Неожиданно в дело опять вмешался солдат. Он бухнул
— Открывай, живо!.. Приказ имеется!
— Какой приказ! Какой приказ?! — засуетились за дверьми. — Нет приказа! Кто приказал?
— Я! — Солдат еще раз бухнул сапогом, и треснувшая, видно, филенка двери запела, зазвенела. — С нами генерал. Ясно? Старый! Умирает, ясно? Открывай, душа из тебя вон! А не то пальну! У меня энто живо!
Соскочила цепочка, и дверь открылась.
4
Врангеля захватывало все возрастающее лихорадочное возбуждение и стремление к активной деятельности.
— Еще приказ, Павлуша, — сказал он, передавая бумагу начальнику штаба.
Шатилов прочел: «В случае оставления Крыма воспрещаю порчу и уничтожение казенного имущества, так как таковое принадлежит русскому народу». Шатилов обалдело посмотрел на главнокомандующего: Крым был потерян, склады горели, отступающие войска уничтожали за собой мосты, составы, паровозы, железнодорожное полотно... Врангель встретил его взгляд спокойно, с улыбкой.
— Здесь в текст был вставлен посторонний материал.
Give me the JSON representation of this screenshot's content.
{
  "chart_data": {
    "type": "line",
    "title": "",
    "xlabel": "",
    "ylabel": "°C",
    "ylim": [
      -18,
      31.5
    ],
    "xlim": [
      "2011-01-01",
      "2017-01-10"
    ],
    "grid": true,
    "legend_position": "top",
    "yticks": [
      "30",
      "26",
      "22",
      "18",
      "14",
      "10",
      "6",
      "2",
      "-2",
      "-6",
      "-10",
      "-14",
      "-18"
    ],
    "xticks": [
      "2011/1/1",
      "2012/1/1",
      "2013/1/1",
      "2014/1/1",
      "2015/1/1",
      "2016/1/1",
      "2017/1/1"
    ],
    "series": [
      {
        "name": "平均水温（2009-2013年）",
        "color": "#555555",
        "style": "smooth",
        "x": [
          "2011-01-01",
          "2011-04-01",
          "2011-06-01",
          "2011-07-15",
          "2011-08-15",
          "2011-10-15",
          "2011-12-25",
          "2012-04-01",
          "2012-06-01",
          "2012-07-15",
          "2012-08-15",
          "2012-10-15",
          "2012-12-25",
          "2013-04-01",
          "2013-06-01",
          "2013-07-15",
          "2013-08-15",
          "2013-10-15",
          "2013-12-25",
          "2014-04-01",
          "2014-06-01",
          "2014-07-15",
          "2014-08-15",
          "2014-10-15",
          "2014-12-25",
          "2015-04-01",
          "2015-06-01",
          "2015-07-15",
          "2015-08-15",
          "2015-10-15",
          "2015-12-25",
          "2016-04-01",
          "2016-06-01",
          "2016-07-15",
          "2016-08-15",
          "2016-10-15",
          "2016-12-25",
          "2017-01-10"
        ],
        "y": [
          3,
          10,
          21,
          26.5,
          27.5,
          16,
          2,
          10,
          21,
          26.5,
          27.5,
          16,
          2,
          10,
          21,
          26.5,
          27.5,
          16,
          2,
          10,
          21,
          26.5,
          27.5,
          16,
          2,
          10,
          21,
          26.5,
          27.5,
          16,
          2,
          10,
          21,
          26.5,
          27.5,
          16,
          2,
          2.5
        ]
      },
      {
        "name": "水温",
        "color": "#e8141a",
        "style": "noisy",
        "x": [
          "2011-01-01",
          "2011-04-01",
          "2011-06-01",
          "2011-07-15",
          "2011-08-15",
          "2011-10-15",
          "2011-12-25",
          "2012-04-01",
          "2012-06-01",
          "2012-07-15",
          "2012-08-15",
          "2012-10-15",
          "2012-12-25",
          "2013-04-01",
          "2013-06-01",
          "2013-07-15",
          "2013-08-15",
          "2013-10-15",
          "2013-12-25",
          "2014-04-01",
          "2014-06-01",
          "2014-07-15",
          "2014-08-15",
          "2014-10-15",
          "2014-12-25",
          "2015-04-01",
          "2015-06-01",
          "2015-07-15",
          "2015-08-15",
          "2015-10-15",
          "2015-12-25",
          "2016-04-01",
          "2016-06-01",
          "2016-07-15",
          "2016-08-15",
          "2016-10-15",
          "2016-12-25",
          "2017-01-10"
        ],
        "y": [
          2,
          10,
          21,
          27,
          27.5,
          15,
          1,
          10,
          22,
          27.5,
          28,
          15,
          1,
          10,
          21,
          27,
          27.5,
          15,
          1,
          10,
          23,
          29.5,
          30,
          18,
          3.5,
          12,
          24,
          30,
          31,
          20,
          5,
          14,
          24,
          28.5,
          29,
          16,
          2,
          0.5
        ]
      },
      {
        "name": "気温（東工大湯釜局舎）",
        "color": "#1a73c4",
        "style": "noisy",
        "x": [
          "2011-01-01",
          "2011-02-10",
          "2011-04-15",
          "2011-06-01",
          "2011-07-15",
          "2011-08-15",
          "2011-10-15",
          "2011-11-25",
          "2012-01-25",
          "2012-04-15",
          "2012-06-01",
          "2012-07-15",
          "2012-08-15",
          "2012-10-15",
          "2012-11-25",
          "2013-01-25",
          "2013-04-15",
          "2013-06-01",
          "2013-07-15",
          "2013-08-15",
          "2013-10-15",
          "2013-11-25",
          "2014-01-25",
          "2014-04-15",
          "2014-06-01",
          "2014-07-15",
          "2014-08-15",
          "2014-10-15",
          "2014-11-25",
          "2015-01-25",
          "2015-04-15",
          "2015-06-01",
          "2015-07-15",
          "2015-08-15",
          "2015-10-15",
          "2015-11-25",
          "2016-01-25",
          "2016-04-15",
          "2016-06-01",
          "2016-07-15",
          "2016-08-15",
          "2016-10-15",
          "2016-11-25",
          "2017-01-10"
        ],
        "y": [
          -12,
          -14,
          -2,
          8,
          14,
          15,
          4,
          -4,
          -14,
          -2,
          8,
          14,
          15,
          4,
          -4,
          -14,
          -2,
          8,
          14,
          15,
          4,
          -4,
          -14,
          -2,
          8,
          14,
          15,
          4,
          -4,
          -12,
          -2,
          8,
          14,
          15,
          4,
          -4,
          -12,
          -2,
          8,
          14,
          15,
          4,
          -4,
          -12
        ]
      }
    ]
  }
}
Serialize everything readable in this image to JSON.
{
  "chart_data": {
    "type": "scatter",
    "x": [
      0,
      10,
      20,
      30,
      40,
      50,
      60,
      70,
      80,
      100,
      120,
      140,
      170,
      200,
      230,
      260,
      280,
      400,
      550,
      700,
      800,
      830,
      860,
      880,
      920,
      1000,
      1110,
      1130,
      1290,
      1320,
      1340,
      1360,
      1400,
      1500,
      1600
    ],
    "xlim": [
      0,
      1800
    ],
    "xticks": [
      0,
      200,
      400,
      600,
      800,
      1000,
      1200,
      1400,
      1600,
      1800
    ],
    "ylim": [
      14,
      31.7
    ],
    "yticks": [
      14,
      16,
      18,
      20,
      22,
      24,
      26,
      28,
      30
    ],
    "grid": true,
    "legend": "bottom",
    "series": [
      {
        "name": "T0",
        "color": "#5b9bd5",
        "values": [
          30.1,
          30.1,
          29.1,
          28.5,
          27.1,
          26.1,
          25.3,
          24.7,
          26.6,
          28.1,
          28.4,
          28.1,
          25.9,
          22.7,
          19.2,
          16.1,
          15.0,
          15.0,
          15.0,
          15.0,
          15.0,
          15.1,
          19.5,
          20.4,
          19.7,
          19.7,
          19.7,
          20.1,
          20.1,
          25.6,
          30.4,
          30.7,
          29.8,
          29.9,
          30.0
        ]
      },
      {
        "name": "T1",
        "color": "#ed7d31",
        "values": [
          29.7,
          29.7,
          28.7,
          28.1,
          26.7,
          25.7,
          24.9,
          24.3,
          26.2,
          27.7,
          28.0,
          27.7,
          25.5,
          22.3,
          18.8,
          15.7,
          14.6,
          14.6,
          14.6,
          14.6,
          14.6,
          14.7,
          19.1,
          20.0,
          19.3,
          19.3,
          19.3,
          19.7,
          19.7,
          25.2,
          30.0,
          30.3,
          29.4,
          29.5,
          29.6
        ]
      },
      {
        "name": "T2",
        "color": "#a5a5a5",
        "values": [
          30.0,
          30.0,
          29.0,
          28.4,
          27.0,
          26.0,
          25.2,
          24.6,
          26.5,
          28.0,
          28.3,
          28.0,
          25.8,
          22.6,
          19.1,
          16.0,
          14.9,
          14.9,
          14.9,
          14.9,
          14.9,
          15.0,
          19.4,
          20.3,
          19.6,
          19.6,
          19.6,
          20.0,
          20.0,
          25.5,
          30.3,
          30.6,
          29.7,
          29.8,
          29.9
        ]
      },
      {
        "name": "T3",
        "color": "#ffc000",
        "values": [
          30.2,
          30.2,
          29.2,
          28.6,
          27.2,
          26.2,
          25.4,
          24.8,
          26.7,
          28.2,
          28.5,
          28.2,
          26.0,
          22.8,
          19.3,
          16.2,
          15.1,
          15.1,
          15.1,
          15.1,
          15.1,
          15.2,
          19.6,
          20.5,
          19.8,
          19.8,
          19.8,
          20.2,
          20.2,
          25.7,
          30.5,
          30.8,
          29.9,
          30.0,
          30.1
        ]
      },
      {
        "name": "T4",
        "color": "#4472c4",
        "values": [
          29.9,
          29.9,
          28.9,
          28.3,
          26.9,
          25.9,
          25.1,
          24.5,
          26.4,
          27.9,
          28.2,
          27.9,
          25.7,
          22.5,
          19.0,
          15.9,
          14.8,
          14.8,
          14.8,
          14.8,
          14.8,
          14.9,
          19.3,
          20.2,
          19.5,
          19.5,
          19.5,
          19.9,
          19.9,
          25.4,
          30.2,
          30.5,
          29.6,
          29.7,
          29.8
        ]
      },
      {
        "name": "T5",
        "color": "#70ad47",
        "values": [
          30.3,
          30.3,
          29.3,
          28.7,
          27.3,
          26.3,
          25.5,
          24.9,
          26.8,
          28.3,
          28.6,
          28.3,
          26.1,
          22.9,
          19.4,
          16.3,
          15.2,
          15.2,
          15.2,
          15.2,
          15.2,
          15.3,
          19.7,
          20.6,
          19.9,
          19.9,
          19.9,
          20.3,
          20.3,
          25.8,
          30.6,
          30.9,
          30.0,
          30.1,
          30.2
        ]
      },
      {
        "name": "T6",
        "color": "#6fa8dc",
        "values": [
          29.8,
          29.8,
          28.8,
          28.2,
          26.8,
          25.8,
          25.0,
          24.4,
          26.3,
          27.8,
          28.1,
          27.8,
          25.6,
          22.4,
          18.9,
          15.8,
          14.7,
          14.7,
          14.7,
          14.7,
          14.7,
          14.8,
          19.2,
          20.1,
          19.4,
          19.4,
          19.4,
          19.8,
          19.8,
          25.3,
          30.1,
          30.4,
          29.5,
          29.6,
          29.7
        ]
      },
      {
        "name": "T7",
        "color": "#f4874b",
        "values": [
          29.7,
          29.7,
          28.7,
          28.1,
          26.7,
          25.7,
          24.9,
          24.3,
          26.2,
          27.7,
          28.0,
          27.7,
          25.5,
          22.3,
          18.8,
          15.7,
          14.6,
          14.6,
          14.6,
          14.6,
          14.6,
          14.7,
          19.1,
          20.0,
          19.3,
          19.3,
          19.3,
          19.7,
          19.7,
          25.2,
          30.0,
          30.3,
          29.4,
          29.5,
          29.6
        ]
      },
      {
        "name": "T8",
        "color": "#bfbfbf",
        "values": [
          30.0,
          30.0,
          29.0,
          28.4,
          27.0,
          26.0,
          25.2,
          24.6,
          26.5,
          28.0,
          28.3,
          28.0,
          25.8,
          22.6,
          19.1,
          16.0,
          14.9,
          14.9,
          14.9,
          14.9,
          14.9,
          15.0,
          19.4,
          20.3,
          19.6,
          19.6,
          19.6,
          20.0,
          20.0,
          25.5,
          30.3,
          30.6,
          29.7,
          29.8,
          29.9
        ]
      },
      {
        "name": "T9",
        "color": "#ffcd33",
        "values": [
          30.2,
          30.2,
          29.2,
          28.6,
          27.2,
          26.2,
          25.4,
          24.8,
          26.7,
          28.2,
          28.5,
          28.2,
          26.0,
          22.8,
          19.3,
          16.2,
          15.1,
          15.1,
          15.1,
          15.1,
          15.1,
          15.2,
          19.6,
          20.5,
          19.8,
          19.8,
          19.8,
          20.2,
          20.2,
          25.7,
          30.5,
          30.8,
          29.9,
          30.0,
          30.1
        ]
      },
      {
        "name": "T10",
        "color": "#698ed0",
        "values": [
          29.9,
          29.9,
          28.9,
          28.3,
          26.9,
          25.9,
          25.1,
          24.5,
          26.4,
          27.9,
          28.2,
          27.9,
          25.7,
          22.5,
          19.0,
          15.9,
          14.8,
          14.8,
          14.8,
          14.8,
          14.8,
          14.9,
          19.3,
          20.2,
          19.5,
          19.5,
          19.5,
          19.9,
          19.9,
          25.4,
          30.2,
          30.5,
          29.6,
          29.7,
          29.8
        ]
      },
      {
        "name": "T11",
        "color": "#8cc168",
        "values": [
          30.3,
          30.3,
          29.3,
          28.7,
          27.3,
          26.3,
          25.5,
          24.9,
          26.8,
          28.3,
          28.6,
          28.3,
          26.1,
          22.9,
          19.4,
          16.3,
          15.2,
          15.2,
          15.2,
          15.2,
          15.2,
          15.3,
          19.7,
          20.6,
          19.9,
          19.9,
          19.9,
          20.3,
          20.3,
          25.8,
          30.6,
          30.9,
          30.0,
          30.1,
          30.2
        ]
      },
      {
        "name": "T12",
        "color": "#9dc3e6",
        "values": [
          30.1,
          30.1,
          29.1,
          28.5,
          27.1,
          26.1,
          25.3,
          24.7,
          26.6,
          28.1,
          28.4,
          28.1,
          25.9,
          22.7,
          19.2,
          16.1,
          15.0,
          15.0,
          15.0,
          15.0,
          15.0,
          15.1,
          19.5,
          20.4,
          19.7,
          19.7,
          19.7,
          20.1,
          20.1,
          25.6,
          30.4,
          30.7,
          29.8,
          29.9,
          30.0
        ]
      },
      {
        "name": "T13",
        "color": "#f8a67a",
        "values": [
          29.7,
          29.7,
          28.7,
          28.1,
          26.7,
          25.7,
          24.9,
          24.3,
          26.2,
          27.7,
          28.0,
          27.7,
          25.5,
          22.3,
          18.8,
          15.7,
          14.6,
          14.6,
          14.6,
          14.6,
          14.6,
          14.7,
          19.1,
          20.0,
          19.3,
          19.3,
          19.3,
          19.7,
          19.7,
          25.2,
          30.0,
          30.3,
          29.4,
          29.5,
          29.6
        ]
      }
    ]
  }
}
И Шатилов, как всегда, понял своего друга — тот беспокоился уже об истории, хотел остаться в памяти людей добрым вождем, никогда не забывавшим заботиться о своем народе.
— Хорошо, я распоряжусь, — сказал он, отводя глаза. — Однако меня больше заботят французы.
— Я жду ответа от верховного комиссара графа де Мартеля.
Перечисляя все титулы француза, Врангель нарочито подчеркивал при всех важность и своей особы. «Но здесь, теперь, когда нас только двое... — подумал с внезапной неприязнью Шатилов. — Что это? Педантичность, ставшая второй натурой, или пускание пыли в глаза, нежелание трезво оценить нашу ситуацию?.. В случае оставления Крыма... Кого он хочет уверить, что у нас остались какие-то шансы? Меня?»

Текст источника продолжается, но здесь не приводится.